Bize Muhammed b. Yusuf, ona Süfyân, ona Mansûr, ona A'meş, ona Ebu Dûha, ona da Mesruk'un rivayet ettiğine göre Hz. Âişe (r.anha) şöyle demiştir: Bakara Suresi'nin sonundaki (faiz ile ilgili) ayetler indiğinde Hz. Peygamber (sav) ayağa kalkıp bu ayetleri bize okudu, ardından şarap ticaretini yasakladı.
Bize İshak b. İbrahim, ona Muhammed b. Bişr, ona Abdülaziz b. Ömer b: Abdülaziz, ona Nâfî, ona da İbn Ömer (r.anhuma) şöyle demiştir: Hamrın (şarabın) haramlık hükmü indiğinde Medine'de beş çeşit şarap vardı. Bunlar arasında üzüm şarabı yoktu.
Bize Yakub b. İbrahim, ona İbn Uleyye, ona Abdülaziz b. Suhayb, ona da Enes b. Mâlik (ra) şöyle demiştir: Bize Fadîh olarak adlandırdığınız bu içki dışında başka haram yoktu. O gün ben ayakta Ebu Talha ile Falanca ve Filanca kişilere içki sunuyordum. O sırada hemen birisi geldi ve “haber size ulaştı mı?” dedi. Mecliste bulunanlar “ne haberi?” diye sordular. O da “içki haram kılındı” dedi. Meclistekiler bana “ey Enes, şarap testilerini dök” diye emrettiler. Enes der ki: Bir adamın sözü üzerine mecliste bulunanlar şarabın nasıl ve ne zaman haram kılındığını araştırıp soruşturmadılar bile. Adamın haberinden sonra bir daha dönüp şarap içmediler.
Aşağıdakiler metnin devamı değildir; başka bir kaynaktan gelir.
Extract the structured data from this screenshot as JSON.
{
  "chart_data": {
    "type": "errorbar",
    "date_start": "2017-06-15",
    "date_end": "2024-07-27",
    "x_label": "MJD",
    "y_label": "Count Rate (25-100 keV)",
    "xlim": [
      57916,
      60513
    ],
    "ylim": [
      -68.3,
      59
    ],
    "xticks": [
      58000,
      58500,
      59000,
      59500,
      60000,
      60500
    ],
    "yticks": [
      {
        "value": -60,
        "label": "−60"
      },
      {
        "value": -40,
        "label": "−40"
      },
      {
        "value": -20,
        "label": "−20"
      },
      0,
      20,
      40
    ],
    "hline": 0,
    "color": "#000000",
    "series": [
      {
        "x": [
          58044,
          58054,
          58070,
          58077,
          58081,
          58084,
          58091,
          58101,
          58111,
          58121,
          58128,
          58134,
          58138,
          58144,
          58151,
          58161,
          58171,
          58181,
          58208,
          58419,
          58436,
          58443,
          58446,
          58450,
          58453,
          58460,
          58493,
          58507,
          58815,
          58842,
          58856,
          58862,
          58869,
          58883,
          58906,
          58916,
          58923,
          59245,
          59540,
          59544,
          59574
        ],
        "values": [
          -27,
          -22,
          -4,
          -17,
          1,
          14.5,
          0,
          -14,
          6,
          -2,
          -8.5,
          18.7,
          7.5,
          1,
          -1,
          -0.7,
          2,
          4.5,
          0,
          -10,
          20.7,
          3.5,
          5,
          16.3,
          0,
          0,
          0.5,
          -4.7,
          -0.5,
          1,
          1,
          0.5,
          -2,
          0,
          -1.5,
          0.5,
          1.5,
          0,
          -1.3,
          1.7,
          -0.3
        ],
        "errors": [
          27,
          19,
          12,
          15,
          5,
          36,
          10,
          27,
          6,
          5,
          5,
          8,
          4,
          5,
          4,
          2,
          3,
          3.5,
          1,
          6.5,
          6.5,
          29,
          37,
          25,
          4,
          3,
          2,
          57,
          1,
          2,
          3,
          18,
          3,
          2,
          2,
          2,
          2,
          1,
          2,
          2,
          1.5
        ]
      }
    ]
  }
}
Bize Muhammed ziyadesi ile birlikte Ebu Numan'ndan (T); Bize Ebu Numan, ona Hammâd b. Zeyd, ona Sabit, ona da Enes (ra.) şöyle rivayet etmiştir: "Fadîh" denilen şu hurma şarâbının döküldüğü gün ben Ebu Talha'nın evinde insanlara içki dağıtmaktaydım. O sırada şarabın haram kılındığı (hükmü) indi ve Hz. Peygamber (sav) emretti, bir münadi bu hükmü Müminlere ilan etti. Sesi duyan Ebu Talha “dışarı çık da bak, nedir bu?” dedi. Ben de çıktım, sonra dönüp içeri girdim ve “bir münadi 'haberiniz olsun, içki haram kılınmıştır' diye duyuru yapıyor” dedim. Bunun üzerine Ebu Talha hemen bana “git, onları dök” dedi. Enes der ki: Bu emir üzerine Medine sokaklarında şarap akmıştı. O gün onların şarabı fadîh denilen bir içki idi. Sonra halktan bazıları “bir kısım insanlar içtikleri bu şarap karınlarında olduğu halde öldürüldüler” dediler. Bunun üzerine Aziz ve Celil olan Allah "İman edip dünya ve âhiret için yararlı işler yapanlara, günahlardan sakındıkları ve imanlarını koruyup iyi işler yapmayı sürdürdükleri, sakınmaya devam edip imanlarına bağlı kaldıkları, hem günahlardan sakınıp hem en iyiyi yapmaya çalıştıkları takdirde daha önce yiyip içtiklerinden ötürü bir günah yoktur." (Mâide, 5/93) ayetini indirdi.
Bize Ya'lâ, ona Muhammed b. İshak, ona Ka'ka' b. Hakîm, ona da Abdurrahman b. Va'le şöyle demiştir: İbn Abbas'a içkinin satışını sordum bana şöyle dedi: Hz. Peygamber'in (sav) Sakîf veya Devs kabilesinden bir dostu vardı. Mekke'nin fethi yılında, Hz. Peygamber'e (sav) bir tulum içki hediye etmişti. Hz. Peygamber (sav) de ona "ey Falanca, Allah'ın içkiyi haram kıldığını bilmiyor musun?" buyurdu. Adam hizmetçisine “bunu götür sat” dedi. Hz. Peygamber (sav) ona "hizmetçine ne söyledin" buyurdu. Adam “ona , satmasını emrettim” dedi. Hz. Peygamber "Şarabın içilmesini haram kılan satışını da haram kıldı" dedi. Bunun üzerine adam emretti ve içki Batha vadisine döküldü.